In the processing business, Deluxe competes against the larger payments processors, such as Fiserv and Global Payments, by pitching itself as a more customized option, McCarthy said. The merchant acquiring services include managing credit card and debit card acceptance for small to mid-sized businesses. Clients include independent sales organizations, insurers, niche retailers and banks that resell the services, as well as government entities.
The bigger rivals “are so largescale, they have to do it one way and one way only,” McCarthy said of his larger competitors. “If you want different settlement windows, you want different feature functionality, it's very hard for them.”
McCarthy knows the processing business well because he spent 14 years at the processor First Data before it became Fiserv. After being appointed CEO of Deluxe in 2018, he focused the company’s strategy, partly by divesting some entities that didn’t fit with the other major parts of the business.
The third non-check segment at Deluxe is its business-to-business division that offers accounts receivable and payable services to companies as they shift their payments processing away from paper-based methods.
About “40% of those (business) payments are still made by paper check today, both inbound and outbound, so there is still a massive opportunity,” McCarthy asserted.

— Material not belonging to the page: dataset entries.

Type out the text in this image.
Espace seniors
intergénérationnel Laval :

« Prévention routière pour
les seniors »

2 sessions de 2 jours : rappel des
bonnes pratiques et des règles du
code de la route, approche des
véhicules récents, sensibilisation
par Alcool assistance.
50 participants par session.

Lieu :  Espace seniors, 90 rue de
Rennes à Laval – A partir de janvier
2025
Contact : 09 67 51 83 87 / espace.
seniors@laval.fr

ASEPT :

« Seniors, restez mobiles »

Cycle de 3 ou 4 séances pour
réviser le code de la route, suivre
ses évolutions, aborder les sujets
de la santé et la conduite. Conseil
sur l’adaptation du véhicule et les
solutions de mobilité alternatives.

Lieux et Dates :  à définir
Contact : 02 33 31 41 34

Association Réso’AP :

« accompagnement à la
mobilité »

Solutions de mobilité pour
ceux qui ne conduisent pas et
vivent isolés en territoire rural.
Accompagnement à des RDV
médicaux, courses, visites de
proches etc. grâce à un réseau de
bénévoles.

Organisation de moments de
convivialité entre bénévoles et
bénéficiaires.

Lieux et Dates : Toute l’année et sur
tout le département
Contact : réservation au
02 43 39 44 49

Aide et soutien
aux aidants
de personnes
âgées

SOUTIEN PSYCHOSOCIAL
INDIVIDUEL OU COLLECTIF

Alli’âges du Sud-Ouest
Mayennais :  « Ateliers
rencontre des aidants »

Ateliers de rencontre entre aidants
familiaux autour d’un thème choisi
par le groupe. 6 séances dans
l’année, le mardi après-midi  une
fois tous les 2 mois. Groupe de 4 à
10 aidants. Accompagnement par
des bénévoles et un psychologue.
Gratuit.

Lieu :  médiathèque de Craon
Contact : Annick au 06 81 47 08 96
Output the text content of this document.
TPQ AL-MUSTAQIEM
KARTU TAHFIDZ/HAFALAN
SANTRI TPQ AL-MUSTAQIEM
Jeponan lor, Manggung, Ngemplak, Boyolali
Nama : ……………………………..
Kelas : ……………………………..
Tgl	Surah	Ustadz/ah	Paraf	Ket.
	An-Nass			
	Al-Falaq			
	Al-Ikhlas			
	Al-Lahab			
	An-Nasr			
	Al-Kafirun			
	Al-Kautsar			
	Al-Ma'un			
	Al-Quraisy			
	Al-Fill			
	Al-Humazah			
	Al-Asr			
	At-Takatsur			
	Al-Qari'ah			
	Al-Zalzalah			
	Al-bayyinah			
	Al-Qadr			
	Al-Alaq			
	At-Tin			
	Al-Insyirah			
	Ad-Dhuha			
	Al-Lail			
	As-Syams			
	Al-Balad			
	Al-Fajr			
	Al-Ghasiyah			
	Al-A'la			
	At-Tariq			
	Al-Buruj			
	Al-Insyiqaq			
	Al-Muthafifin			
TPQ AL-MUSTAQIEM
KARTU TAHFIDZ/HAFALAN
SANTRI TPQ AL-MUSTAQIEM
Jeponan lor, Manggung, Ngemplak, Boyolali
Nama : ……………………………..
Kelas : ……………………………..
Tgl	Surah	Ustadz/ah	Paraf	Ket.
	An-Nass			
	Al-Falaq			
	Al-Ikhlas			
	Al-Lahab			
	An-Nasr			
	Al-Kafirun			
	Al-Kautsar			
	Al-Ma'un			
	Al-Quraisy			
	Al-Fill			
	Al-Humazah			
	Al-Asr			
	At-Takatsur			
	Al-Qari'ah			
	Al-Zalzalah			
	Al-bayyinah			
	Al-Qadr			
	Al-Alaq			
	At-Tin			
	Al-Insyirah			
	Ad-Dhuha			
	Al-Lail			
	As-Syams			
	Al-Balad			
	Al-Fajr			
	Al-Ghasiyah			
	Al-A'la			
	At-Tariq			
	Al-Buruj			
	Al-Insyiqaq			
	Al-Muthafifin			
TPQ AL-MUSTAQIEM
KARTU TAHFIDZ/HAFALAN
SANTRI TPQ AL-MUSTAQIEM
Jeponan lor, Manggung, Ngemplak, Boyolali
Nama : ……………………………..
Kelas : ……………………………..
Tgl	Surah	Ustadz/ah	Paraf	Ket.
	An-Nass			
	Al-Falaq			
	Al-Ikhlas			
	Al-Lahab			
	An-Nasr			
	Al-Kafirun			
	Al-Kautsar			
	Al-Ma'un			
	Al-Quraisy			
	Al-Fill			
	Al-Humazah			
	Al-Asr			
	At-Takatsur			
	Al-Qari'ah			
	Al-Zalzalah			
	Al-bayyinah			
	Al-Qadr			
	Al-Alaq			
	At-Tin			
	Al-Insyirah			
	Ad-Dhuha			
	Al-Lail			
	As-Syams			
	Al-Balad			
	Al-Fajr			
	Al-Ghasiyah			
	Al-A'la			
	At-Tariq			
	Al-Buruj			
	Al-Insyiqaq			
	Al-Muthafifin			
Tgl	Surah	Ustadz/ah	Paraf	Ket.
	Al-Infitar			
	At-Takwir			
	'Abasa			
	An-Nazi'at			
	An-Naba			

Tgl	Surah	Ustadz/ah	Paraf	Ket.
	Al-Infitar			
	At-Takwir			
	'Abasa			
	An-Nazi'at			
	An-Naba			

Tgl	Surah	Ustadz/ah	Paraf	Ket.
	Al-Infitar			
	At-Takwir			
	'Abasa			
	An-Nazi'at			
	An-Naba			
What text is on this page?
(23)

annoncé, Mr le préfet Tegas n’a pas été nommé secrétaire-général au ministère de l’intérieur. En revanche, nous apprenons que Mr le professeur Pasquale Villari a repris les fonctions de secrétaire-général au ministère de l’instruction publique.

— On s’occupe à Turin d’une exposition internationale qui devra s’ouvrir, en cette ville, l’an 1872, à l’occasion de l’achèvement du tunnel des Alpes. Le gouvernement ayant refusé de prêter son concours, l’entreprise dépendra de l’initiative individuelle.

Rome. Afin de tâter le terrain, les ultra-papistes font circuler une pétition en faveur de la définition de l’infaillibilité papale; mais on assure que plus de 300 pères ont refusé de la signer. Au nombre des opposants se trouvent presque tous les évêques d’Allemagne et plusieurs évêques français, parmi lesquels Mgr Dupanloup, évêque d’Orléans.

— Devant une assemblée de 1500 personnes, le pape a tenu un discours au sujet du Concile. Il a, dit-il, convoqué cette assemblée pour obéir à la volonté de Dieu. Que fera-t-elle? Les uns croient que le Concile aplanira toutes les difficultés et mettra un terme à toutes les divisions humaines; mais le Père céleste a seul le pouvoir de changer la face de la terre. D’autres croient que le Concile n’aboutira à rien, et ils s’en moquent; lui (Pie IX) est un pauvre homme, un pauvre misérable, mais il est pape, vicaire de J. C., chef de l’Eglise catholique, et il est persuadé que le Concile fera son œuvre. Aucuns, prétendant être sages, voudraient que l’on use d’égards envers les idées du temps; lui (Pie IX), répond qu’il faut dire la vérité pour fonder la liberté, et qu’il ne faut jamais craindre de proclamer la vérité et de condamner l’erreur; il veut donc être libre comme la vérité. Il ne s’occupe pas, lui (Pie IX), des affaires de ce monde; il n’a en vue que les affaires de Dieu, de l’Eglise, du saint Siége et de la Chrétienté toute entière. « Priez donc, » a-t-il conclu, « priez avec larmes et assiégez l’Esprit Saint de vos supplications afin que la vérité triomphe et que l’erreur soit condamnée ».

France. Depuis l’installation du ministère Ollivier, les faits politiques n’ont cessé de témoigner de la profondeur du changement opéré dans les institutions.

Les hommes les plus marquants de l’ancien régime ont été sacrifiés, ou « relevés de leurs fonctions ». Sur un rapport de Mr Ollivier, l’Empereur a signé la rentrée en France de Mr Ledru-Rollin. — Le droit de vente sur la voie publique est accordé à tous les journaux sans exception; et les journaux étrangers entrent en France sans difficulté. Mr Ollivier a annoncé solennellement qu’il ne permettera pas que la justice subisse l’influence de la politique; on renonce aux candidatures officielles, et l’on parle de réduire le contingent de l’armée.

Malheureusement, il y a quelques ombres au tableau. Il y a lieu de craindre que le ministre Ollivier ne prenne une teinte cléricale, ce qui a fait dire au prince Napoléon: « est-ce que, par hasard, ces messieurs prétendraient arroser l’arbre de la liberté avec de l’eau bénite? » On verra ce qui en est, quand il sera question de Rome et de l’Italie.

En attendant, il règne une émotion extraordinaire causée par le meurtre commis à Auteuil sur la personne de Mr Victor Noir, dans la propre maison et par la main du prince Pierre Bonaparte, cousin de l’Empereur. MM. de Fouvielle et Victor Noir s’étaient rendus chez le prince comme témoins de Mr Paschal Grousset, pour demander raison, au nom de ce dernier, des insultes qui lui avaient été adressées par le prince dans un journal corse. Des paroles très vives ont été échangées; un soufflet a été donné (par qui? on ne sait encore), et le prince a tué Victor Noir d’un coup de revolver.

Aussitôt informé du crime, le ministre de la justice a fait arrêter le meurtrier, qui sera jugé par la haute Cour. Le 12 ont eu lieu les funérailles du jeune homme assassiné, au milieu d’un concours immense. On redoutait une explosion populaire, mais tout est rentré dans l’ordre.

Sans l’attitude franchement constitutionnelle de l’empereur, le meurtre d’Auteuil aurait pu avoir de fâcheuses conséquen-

Despite the Deluxe’s efforts to move away from its more traditional manual services for businesses, more than half of the company’s revenue, 57%, still comes from paper-based products, including promotional materials and business forms, according to its annual filing.
McCarthy knows that Deluxe needs to do a better job of marketing its non-paper services if it wants to keep building its electronic payments business. “We have marketing and sales work to do to get the story out,” he acknowledged.